UK postal delivery switch ‘has seen costs rise’
Royal Mail’s controversial switch from twice-daily to once-a-day deliveries last year, which the postal operator predicted would save more than Pounds 100m a year, has actually increased net annual costs by Pounds 105m, its regulator has told MPs.
Nigel Stapleton, chairman of Postcomm, yesterday cited the figures to explain why the regulator believed the state-owned postal operator could make double the 1.5 per cent a year efficiency savings it has proposed for the four years to 2010.
Postcomm and Royal Mail still appear at daggers drawn over the potential for efficiency savings, a core component of bitterly contested price controls the regulator is due to finalise this month.
Grilled by MPs on the trade and industry select committee, Mr Stapleton rejected Royal Mail’s claim that a 3 per cent efficiency target – and consequently tighter caps on postal prices – could send the company into a spiral of decline.
Instead, he suggested Royal Mail had failed to make significant inroads into its costs base during the turnround from losses to profitability that Allan Leighton, Royal Mail’s chairman, has spearheaded.
“Allan Leighton has done a remarkable job with Royal Mail but by his own admission they’re at the foothills of a very long climb,” Postcomm’s head told the MPs.
“Over the past three years some 30,000 people have been taken out of the business but costs haven’t come down, they’ve gone up.
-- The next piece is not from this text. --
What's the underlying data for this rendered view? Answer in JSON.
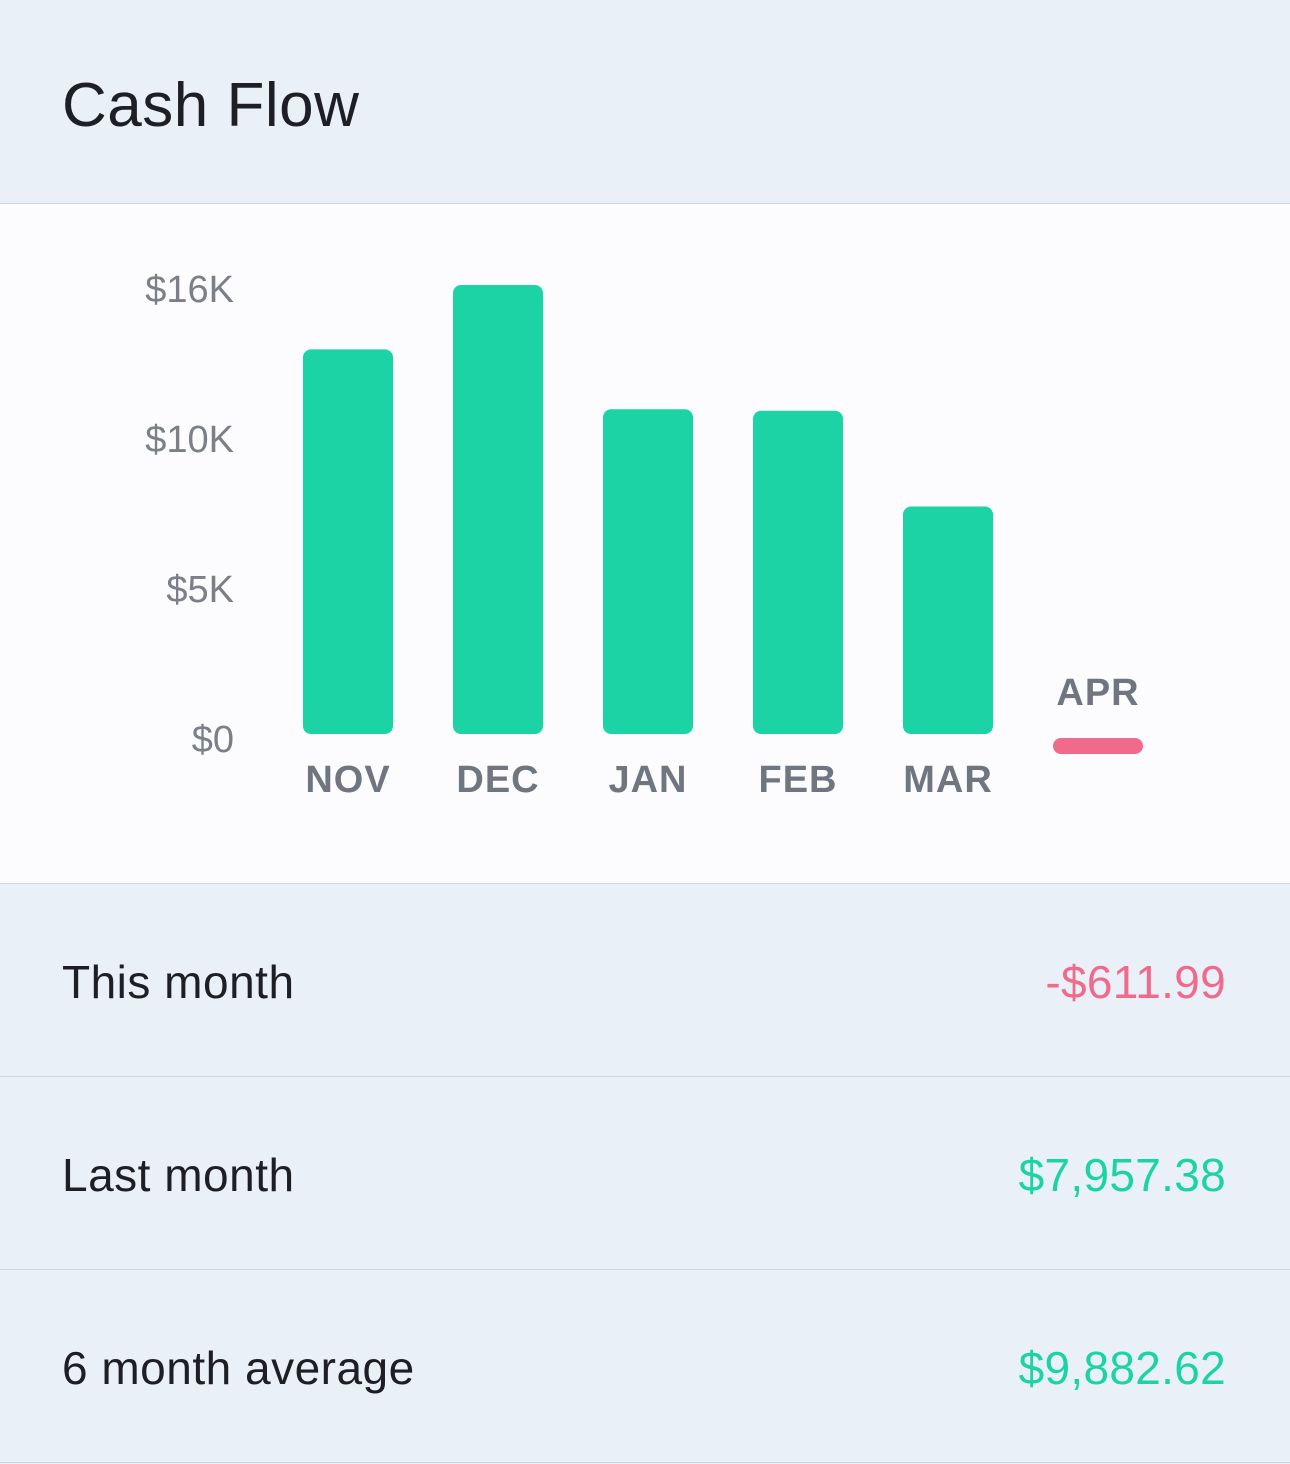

Productivity has gone up 8 per cent but wages per full-time employee have gone up 19 per cent, so unit costs have also gone up.”
This increased inefficiency – rather than Postcomm’s proposed price controls – constituted the real threat to Royal Mail’s ability to carry out indefinitely its legal obligation to deliver to every address in the land for a fixed price. “That (rise in unit costs) is the threat to the universal service,” added Mr Stapleton.
Royal Mail last night rejected criticisms of the cost increase produced by the switch to single delivery, saying Postcomm itself had recognised that staff changes negotiated as part of the move – a switch from a six to five-day working week, allied to higher pay levels – had produced a “platform for more efficient working”.